カエル狩りの報酬は死体の売却込みで10万ちょっとの金額になるだろう。四人で割ると少ないが、ハザマのお蔭で命の危険は無さそうだしレベルも上がると考えれば割には合う。あとは俺が強くなってもっと稼げるクエストをこなせるようになればいいだけだからな。

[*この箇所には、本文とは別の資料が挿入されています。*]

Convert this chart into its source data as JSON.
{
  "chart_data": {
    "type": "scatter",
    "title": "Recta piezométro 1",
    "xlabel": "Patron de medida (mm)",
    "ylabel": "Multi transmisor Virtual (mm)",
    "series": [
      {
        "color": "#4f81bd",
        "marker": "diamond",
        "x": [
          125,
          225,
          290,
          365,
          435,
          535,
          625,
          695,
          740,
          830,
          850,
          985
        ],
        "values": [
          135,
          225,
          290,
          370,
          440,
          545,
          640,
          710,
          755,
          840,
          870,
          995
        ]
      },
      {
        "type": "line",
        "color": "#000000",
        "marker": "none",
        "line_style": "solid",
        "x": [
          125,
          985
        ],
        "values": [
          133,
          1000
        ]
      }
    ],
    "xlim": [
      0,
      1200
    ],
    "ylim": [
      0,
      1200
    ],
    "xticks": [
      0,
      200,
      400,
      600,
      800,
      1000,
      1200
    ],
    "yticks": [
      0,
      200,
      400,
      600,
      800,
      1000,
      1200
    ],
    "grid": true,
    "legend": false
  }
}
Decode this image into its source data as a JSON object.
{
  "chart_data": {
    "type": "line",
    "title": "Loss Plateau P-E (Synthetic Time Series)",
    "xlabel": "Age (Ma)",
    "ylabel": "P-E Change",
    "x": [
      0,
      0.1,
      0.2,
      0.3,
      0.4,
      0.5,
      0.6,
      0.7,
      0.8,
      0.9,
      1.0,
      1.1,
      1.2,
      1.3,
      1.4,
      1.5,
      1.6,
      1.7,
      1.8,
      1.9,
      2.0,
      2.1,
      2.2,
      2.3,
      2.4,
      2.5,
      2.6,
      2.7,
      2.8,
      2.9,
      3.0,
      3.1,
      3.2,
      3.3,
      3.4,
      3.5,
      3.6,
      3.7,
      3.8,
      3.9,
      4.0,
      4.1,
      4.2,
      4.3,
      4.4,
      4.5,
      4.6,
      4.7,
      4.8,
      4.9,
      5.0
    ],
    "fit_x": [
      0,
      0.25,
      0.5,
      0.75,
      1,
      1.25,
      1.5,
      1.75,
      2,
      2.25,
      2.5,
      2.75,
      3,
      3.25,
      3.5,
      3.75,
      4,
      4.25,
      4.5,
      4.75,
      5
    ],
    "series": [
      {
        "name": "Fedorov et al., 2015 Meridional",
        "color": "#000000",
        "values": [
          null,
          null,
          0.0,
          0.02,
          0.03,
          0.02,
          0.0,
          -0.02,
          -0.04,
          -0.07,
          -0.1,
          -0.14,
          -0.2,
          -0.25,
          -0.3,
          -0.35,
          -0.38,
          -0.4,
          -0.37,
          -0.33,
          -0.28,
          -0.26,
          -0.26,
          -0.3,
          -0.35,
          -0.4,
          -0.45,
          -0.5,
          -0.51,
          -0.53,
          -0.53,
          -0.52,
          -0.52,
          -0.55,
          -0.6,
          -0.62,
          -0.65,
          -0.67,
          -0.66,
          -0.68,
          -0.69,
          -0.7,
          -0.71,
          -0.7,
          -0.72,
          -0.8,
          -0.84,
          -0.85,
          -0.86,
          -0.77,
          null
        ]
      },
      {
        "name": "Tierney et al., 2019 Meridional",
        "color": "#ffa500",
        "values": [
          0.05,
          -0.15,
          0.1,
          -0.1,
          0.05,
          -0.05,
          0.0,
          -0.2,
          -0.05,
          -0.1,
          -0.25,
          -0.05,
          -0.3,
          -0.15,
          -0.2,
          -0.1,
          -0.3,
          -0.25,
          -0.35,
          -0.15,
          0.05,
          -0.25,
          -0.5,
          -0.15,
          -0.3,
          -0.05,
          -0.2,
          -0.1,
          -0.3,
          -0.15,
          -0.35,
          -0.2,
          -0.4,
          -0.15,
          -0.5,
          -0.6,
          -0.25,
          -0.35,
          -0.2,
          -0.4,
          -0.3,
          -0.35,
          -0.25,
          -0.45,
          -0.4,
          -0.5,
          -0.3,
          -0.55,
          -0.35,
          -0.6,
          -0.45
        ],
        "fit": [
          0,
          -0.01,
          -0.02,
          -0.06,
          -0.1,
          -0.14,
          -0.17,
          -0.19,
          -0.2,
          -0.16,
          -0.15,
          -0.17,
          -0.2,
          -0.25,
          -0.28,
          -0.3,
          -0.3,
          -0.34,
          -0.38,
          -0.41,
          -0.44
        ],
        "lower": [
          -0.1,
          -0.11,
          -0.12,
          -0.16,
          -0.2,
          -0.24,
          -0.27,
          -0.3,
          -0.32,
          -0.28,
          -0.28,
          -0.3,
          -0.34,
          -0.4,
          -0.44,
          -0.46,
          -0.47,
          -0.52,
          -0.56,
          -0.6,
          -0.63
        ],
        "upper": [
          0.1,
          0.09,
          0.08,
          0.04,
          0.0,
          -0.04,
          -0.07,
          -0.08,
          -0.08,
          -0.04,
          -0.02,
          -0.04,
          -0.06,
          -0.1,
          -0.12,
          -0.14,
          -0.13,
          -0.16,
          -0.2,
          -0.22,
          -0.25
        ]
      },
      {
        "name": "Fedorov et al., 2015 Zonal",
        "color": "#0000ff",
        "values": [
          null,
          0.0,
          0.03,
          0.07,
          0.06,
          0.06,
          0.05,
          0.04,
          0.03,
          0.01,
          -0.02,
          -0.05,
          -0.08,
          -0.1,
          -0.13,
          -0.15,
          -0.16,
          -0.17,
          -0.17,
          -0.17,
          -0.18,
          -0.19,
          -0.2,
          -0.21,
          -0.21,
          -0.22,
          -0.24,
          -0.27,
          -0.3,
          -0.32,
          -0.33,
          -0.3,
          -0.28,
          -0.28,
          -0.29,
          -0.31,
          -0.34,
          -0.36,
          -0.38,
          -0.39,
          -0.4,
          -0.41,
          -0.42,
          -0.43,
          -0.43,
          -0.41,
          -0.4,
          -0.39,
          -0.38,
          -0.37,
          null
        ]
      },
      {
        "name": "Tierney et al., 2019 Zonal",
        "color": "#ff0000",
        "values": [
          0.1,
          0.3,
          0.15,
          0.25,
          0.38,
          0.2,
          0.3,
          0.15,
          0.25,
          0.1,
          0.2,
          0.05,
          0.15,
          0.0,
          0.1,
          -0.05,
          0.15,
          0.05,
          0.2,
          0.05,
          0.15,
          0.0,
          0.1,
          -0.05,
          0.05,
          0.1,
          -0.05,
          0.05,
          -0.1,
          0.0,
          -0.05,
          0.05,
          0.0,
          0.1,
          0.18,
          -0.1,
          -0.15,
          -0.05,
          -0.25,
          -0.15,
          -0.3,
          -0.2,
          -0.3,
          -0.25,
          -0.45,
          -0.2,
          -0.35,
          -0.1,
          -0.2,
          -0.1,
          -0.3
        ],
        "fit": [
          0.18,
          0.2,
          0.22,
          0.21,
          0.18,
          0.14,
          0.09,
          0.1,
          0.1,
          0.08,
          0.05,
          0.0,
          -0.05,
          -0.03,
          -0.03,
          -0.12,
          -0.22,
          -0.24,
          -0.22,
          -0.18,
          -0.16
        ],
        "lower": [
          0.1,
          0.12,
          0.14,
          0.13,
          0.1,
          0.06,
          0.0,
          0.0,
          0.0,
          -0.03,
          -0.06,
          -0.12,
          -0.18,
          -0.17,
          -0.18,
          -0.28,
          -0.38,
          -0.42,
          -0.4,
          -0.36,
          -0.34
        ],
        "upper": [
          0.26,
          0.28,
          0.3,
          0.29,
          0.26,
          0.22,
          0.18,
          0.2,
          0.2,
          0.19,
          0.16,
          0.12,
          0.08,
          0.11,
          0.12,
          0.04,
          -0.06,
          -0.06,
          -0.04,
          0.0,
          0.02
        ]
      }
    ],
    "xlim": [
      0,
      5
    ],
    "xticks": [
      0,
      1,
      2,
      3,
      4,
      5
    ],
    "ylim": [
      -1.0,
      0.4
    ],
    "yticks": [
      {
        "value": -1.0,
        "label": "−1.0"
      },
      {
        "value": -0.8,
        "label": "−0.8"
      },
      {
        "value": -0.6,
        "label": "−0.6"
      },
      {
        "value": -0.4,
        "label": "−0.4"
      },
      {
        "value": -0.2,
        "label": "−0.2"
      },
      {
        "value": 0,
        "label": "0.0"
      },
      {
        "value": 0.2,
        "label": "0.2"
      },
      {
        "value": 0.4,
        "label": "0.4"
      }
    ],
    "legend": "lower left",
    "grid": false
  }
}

なかなか明るい未来を想像し、足取りも軽く冒険者ギルドへの道を歩く。
この時の俺は、この後また新たな頭のおかしい女にまとわりつかれる未来は想像もしていなかったのであった……
Tips:超イケメン侍ハザマエルデオー
彼は元々故郷、葦名において極めて平凡な、無双ゲーの拠点兵長みたいな容姿をしていた
潜入任務などに向くと評価されども、高身長イケメンばかりの周囲にイヤミか?と劣等感を抱いていた
そして狭間の地にて満月の女王レナラの生まれ直しによって、モテモテのイケメン侍に成ったのだ
しかし共にイケメンに生まれ変わった針子のボックの死に、深く涙することになる
いつも読んで下さりありがとうございます。
ストーリーの進行はかなりゆっくりめ。
着けてる指輪は自作した暗月の指輪レプリカです。
そしてこいつはスキルの説明をおっぱい見てて聞き逃したので理解しておらずまだ1ポイントも使ってません。
次回あたりでスキルを所得するかもですが、本編で言ってるとおり不自由してないのでパッシブ重視になると思います。